Glia have a close relationship with neurons but this relationship has not been fully understood. Glia are essential partners to neurons and may influence many functions including neuronal and metabolic activities, neurotransmitter kinetics, as well as the blood flow. Glial activities are gradual and their impulses spread slower, compared with the fast signals generated by neurons. Recent studies found that the total number of neurons and the total number of glial cells are about the same.
The astrocytes are the major glial cells. One astrocyte can interact with multiple neurons to regulate the metabolism and neuron excitability, and to supply pre-processed food for the energy needed by neurons. Astrocytes are involved in the regulation of the cellular environment, the blood flow for the energy used by neurons, and the communication and signaling.
Oligodendrocytes are the cells that generate myelin around axons with layers of cell membranes. The gaps in the myelin sheath are called nodes. With the myelin sheaths, action potentials can jump between the nodes and make the signaling faster. Oligodendrocytes can also respond to synaptic events and generate spikes similar to action potentials. Such responses make the functional difference between neurons and glia unclear.

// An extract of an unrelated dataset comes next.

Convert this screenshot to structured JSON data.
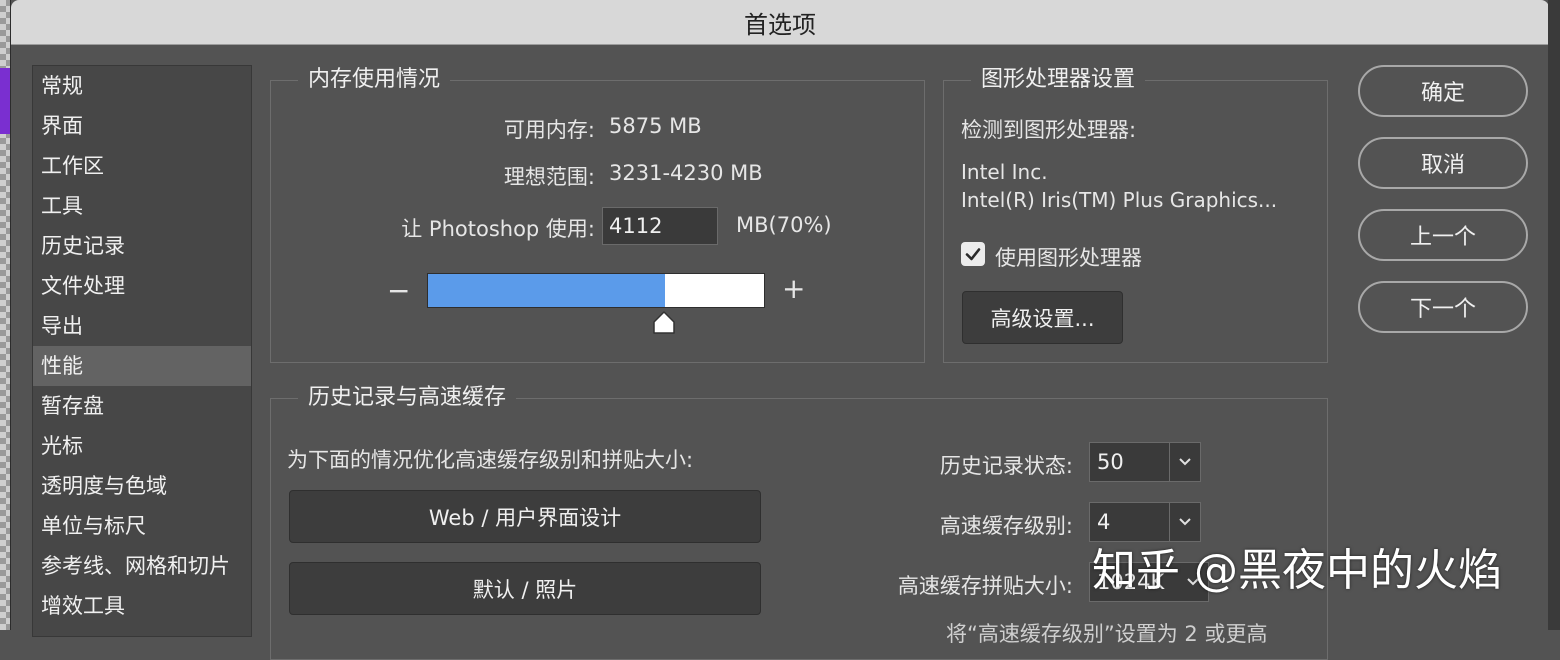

Schwann cells play the same role as the oligodendrocytes outside the central nervous system. They generate myelin around the axons of peripheral nerves. Similar to the conditions of oligodendrocytes in the central nervous system, there are nodes and gaps between the myelin sheath of peripheral nerve axons also. Schwann cells are also involved in the regulation of the extracellular environment and the neurotransmitter activities, especially at the junctions between the neural tissues and muscular tissues.